It’s a Myers-Briggs thing

I ended up last night, after two hours talking to people on the badly-lit [chance's fault] and badly signed [my fault] Friends Historical Society stall at the Groups Fair, exhausted, tearful and feeling altogether inadequate.

I know why I felt like that and perhaps the reason has something to say about how we, as a society, manage large gatherings like this as well as community in general. Several years ago I did a Myers-Briggs course which revealed that I am an extreme introvert and indeed that statistically most Quakers tend towards the introvert rather than the extravert. What this means in practice is not that I don’t get on with other people but that I get my energy from within myself and need time alone. Extraverts on the other hand get their energy from other people and throw themselves into gatherings like these with abandon.

For me two hours enjoyable talking and giving out energy (on top of the physical exhaustion of the morning walking round York which should have told me that I’m still not quite well after last week) pushed me over the edge of my capacity and into the Slough of Despond that is still my default position. (I’m working on that.)

There is such a lot going on this week and such a lot of people to meet and greet that I am sure other introverts will also be feeling the need for space and time out.
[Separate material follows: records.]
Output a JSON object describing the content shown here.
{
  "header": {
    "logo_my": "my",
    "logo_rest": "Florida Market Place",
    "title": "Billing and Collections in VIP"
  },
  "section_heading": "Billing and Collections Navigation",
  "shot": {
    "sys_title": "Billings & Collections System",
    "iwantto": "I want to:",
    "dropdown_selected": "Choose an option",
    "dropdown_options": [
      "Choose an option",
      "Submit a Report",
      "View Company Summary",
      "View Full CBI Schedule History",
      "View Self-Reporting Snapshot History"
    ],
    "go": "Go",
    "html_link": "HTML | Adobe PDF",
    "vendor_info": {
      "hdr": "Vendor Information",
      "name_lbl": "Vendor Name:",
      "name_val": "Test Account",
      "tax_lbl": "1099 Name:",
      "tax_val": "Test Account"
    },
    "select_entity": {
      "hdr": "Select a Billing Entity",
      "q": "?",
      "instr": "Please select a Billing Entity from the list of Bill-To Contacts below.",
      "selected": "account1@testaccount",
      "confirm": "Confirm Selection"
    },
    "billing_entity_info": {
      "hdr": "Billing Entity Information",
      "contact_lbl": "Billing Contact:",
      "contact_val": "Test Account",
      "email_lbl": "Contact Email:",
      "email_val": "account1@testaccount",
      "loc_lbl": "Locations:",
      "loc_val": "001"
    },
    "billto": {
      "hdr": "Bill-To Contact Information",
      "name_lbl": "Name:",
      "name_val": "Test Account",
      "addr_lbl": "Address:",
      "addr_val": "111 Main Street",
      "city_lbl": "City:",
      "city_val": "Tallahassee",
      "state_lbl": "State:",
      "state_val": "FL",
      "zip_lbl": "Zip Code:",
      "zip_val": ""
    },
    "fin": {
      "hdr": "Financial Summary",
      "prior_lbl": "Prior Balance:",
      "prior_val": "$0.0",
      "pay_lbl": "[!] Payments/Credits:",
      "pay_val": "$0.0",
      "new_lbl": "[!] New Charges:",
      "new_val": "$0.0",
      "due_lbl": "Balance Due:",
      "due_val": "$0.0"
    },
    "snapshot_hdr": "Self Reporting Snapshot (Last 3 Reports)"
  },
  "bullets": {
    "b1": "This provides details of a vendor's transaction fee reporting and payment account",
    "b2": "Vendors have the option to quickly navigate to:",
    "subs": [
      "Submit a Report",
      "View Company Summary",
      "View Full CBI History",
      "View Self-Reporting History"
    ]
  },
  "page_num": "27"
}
I know the arrangements committee have this in mind but if we can learn ourselves to understand what we need and to take it as well as to give what we can then perhaps the Quaker community will function better.

2 Responses to “It’s a Myers-Briggs thing”

  1. William says:

    I found that very helpful…as an extrovert Quaker I feel in a minority and at the same time I’m conscious I’m not always aware of the needs and feelings of others.